Active Directory runs its database with its own database engine. All querying, adding, deleting and making changes, protection, management, storage of the database; ESE (Extensible Storage Engine) is run by the database engine of Active Directory Domain Services. ESE architecture, which is used as a database for Active Directory Domain Services in Windows Server 8, is a popular product of Microsoft and used Exchange Server 5.5 years ago. It was developed based on.
The Active Directory database is kept on the local disk of the server (s) called Domain Controller and responsible for the management of the Active Directory Domain. The physical location of the database is %systemroot%\NTDS \ as the default installation result. The database filename, by default, is ntds.dit. However, the database system cannot only work with the database file. The file named edb.log, where all transactions take place temporarily, the changes are stored for various reasons before being written to the database, also plays a critical role in the operation of the Active Directory service. The component is the ebd.chk file, which works as a checkpoint and which we can call ESE checkpoint. is to check whether it can be written properly and consistently.
In addition, there are reserved log files that serve the database system, and in case there is no free space on the disk, they are found only to occupy the space, and in case of emergency (the disk is full), there are reserved log files that make use of the service. The name of these files, two of which are 10 MB in size, is edbres00001 and edbres00002.
Let’s examine how the Active Directory database system works and how an ordinary transaction process takes place.
When an administrator makes a change to the database, such as when a user account is created, deleted or modified; a write request (which is called write request) occurs. This write request is captured as a transaction, that is, a transaction by its technical name. This transaction consists of the relevant exchange information and the relevant metadata. The metadata version number, the date and time of the change. It consists of the time stamp and the globally unique identifier (GUID) number of the domain controller server that records the corresponding change. For example, when an attribute of an object is changed, the exchange information and version number, the time stamp that indicates the date of the change, and the globally unique identifier of the domain controller server that registered the change. A metadata that specifies (GUID) creates the transaction for this change.
A transaction begins when a request to write to Active Directory occurs. contains the relevant change information and the related metadata, and Active Directory places this transaction in the transaction buffer in memory. After that, ESE writes this transaction in the buffer to the edb.log file. It ensures that it is recorded in a healthy way. After the transaction is safely placed in the edb.log file; ESE places this transaction from the transaction buffer in memory in ndts.dit, the Active Directory database file located on the hard disk of the Domain Controller. If unprocessed transactions remain in the log file, errors may occur. Checking with the checkpoint file, edb.chk, it checks whether there are any transactions in the log file that have not yet been transferred to the database, which should be written to the database. Active Directory compares ntds.dit with edb.log files to confirm that each transaction has been successfully imported into the database. Later, the edb.chk file is updated, indicating that the relevant transaction is written to the database. After all transactions in the old log files are written to the database; Active Directory deletes old files.

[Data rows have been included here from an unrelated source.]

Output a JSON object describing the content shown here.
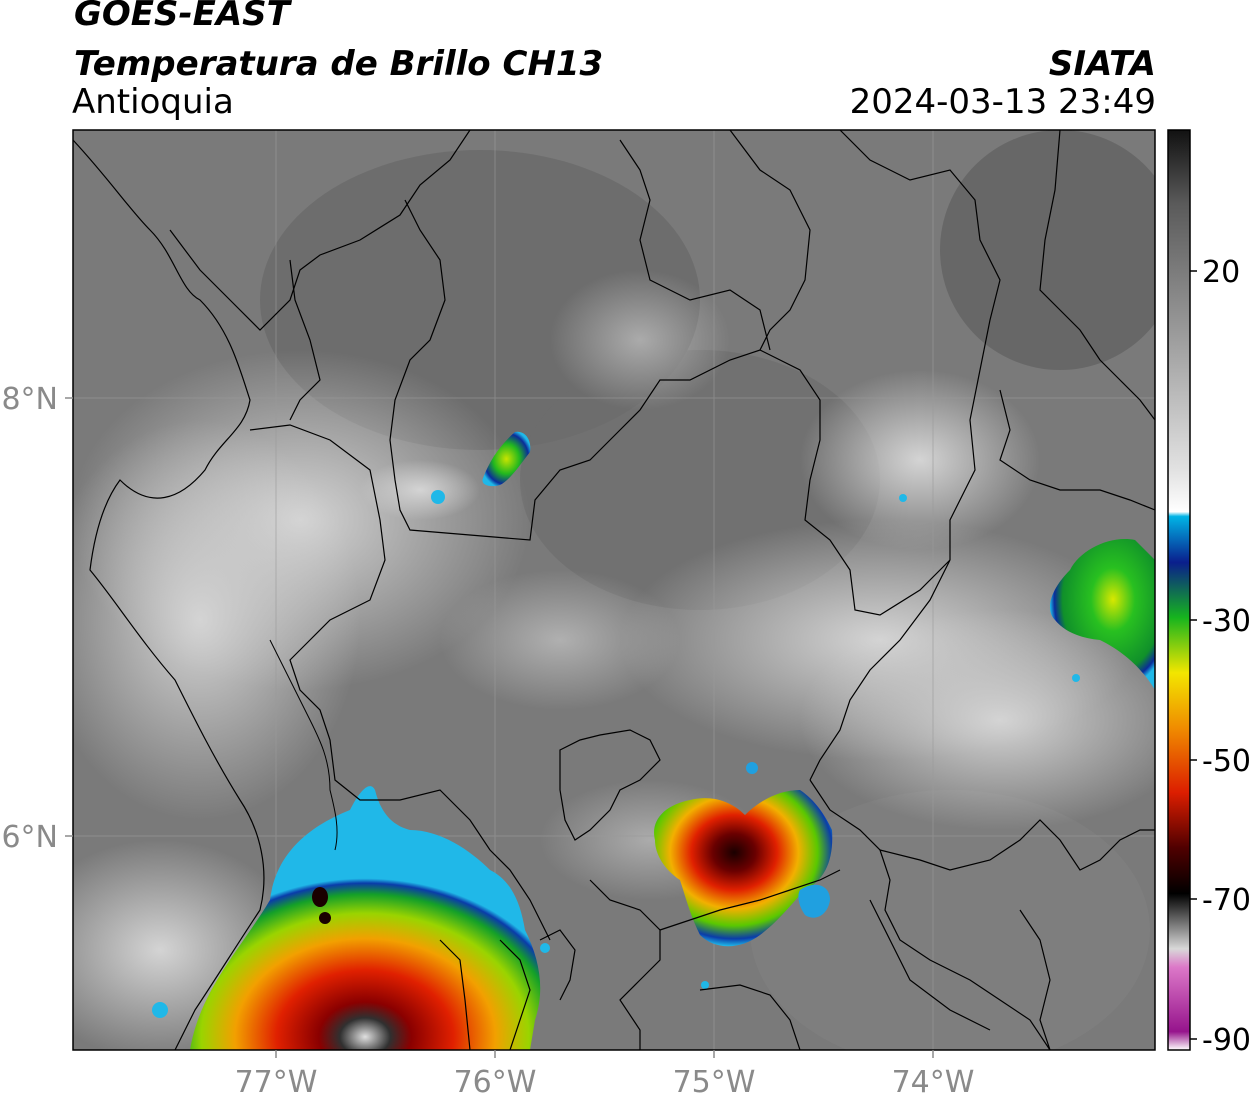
{
  "header": {
    "satellite": "GOES-EAST",
    "product": "Temperatura de Brillo CH13",
    "region": "Antioquia",
    "organization": "SIATA",
    "datetime": "2024-03-13 23:49"
  },
  "map": {
    "lon_labels": [
      "77°W",
      "76°W",
      "75°W",
      "74°W"
    ],
    "lat_labels": [
      "8°N",
      "6°N"
    ]
  },
  "colorbar": {
    "tick_labels": [
      "20",
      "-30",
      "-50",
      "-70",
      "-90"
    ],
    "colors": {
      "warm_top": "#1c1c1c",
      "warm_mid": "#9c9c9c",
      "neutral": "#f4f4f4",
      "cyan": "#00b4e6",
      "navy": "#0a1e8c",
      "green": "#16b41e",
      "yellow": "#f2e600",
      "orange": "#f08c00",
      "red": "#dc1e00",
      "dark_red": "#500000",
      "black": "#000000",
      "pink": "#dc78c8",
      "magenta": "#96148c"
    }
  }
}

Note: ntds.dit’in (New Technology Directory Service-Directory Information Tree)
Transaction’s Impact on Performance
While writing data to the disk, the sectors on the Hard Disk are constantly written, and as the data is deleted, the free space remains on the disk.

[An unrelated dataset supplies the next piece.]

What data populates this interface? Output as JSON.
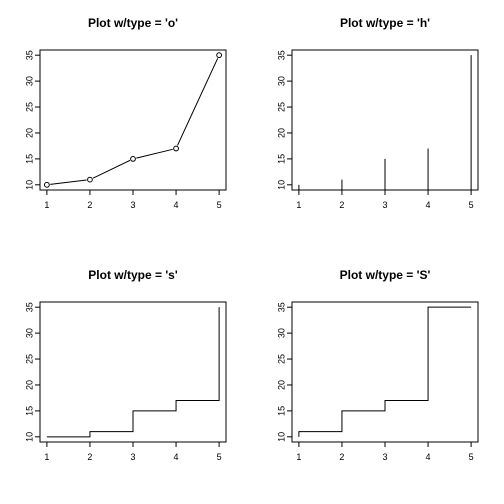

If the data is written in scattered areas, the reading performance of the data and therefore the working performance of the database decreases. In the process called Garbage Collection; By default, Active Directory performs online defragmentation every 12 hours. During this process, the fragmentation-related performance loss of the database is eliminated and the domain controller can continue to serve during the online defragmentation process.

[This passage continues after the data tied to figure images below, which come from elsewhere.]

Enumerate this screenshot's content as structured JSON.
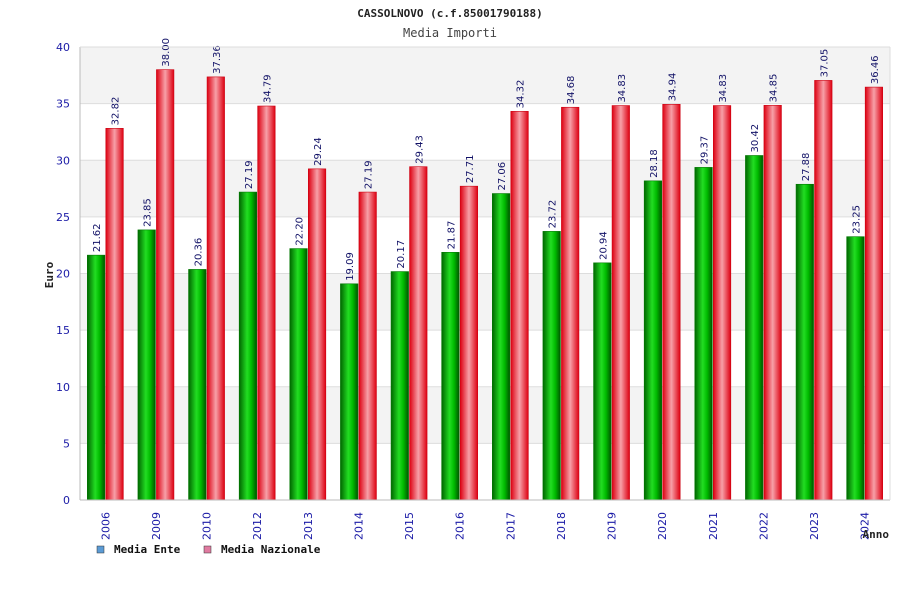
{
  "chart_data": {
    "type": "bar",
    "title": "CASSOLNOVO (c.f.85001790188)",
    "subtitle": "Media Importi",
    "xlabel": "Anno",
    "ylabel": "Euro",
    "ylim": [
      0,
      40
    ],
    "yticks": [
      0,
      5,
      10,
      15,
      20,
      25,
      30,
      35,
      40
    ],
    "categories": [
      "2006",
      "2009",
      "2010",
      "2012",
      "2013",
      "2014",
      "2015",
      "2016",
      "2017",
      "2018",
      "2019",
      "2020",
      "2021",
      "2022",
      "2023",
      "2024"
    ],
    "series": [
      {
        "name": "Media Ente",
        "color": "#00aa00",
        "legend_color": "#5b9bd5",
        "values": [
          21.62,
          23.85,
          20.36,
          27.19,
          22.2,
          19.09,
          20.17,
          21.87,
          27.06,
          23.72,
          20.94,
          28.18,
          29.37,
          30.42,
          27.88,
          23.25
        ],
        "labels": [
          "21.62",
          "23.85",
          "20.36",
          "27.19",
          "22.20",
          "19.09",
          "20.17",
          "21.87",
          "27.06",
          "23.72",
          "20.94",
          "28.18",
          "29.37",
          "30.42",
          "27.88",
          "23.25"
        ]
      },
      {
        "name": "Media Nazionale",
        "color": "#ee1122",
        "legend_color": "#e07aa0",
        "values": [
          32.82,
          38.0,
          37.36,
          34.79,
          29.24,
          27.19,
          29.43,
          27.71,
          34.32,
          34.68,
          34.83,
          34.94,
          34.83,
          34.85,
          37.05,
          36.46
        ],
        "labels": [
          "32.82",
          "38.00",
          "37.36",
          "34.79",
          "29.24",
          "27.19",
          "29.43",
          "27.71",
          "34.32",
          "34.68",
          "34.83",
          "34.94",
          "34.83",
          "34.85",
          "37.05",
          "36.46"
        ]
      }
    ],
    "grid": true,
    "legend_position": "bottom-left"
  }
}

However, while online defragmentation resolves the performance issue, the size of the database does not decrease and the size of ntds.dit continues to grow. To reduce the database size, offline defragmentation should be done. Creates a new, regular database file (Compact) .Offline defragmentation writes to the newly created compact database in all transactions that are in the transaction log and have not been transferred to the database yet. This means that during the offline defragmentation process, the domain controller will not be able to service your system. Therefore, it should be preferred to perform this operation outside office hours. Since online defragmentation already solves the performance problem, offline defragmentation should only be used to reduce the database size and a process that should be done very often. it is not.
As we mentioned in the previous sections, the transaction log and checkpoint system ensures the consistency of the information kept under a single database (data integrity). However, if we have more than one Domain Controller server keeping the same copy, we have to consider data consistency between the replicas of the database.
Database Consistency Between Domain Controllers
When we think about it, if the change is a modification or addition; data can be synchronized between servers with copies. But what if the change is a deletion? If the object is completely deleted during the deletion process, how can other servers other than replica that save the change understand this deletion and update their copies? This is why if an object is deleted, it is not actually removed from the database (purge), but instead, they are moved to a special container, deleted items container. The purpose of this process is to create enough time to ensure that other copies can update this deletion. The time between deletion and dropping from the database is to ensure that other copies, information about the deletion are transferred from source copies to other copies.